Gizmodo recently reported that big telecom companies like AT&T, which are now issuing vague statements of opposition to the voting bills, bankrolled Republican candidates and causes for years. Reuters research showed that the political action committees associated with 10 major companies, including Microsoft, Walmart, AT&T, and Comcast, entirely stopped donating to the 147 Republicans in Congress who voted to throw out the 2020 election results but gave them over $US2 ($3) million in the last election cycle.
Republicans are steaming mad that the same corporations that funded them are now publicly distancing themselves, and they’ve promised to retaliate. The Georgia House has threatened to revoke Delta’s tax credits, Senate Minority Leader Mitch McConnell has warned companies invite “serious consequences if they become a vehicle for far-left mobs,” and Republicans in Congress said they would try to revoke Major League Baseball’s federal antitrust exemptions after it pulled the All-Star game from Atlanta in protest of SB 202.

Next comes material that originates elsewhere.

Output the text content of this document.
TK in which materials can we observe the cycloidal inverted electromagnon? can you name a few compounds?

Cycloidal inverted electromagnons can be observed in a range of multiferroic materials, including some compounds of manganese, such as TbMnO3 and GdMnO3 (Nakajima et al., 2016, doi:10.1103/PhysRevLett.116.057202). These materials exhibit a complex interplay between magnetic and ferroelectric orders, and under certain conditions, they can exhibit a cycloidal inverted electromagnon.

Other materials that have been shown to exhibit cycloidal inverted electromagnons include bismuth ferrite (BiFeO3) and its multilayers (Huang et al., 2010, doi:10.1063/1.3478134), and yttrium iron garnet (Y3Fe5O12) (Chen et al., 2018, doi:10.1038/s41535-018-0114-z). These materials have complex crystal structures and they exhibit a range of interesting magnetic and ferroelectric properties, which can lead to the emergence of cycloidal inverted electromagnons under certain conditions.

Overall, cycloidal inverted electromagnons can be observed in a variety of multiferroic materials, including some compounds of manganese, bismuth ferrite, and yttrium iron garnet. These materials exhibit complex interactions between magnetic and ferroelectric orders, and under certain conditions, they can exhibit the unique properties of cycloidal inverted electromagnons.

But this does not mean that corporations are somehow bastions of left-wing thought now — as the Atlantic’s Adam Serwer argues, they’ve long enjoyed ultra-preferential treatment in ways that make them richer like tax cuts, legislative and judicial assaults on labour rights, and deregulation. By no means were these handouts the monopoly of either major U.S. political party, but they are generally easier to obtain when corrupt reactionaries, of which the GOP is disproportionately composed, are in power. These companies have also largely had nothing to say as Republican politicians eagerly used anti-democratic methods to consolidate control of state governments in the past few decades. It’s hard to imagine that corporations will be interested in continued feuding with the GOP beyond the current branding exercise.
It’s just that right now, Trump-era Republicans have made themselves such a toxic brand that no one wants to be associated with them. As Serwer noted, “responding to market incentives by making public displays of support for egalitarianism and nondiscrimination… is not the same as corporations actually supporting those things.”
“There was a defiance of the threats that businesses should stay out of politics,” Sonnenfeld told the Post of the call. “They were obviously rejecting that even with their presence (on the call). But they were there out of concern about voting restrictions not being in the public interest.”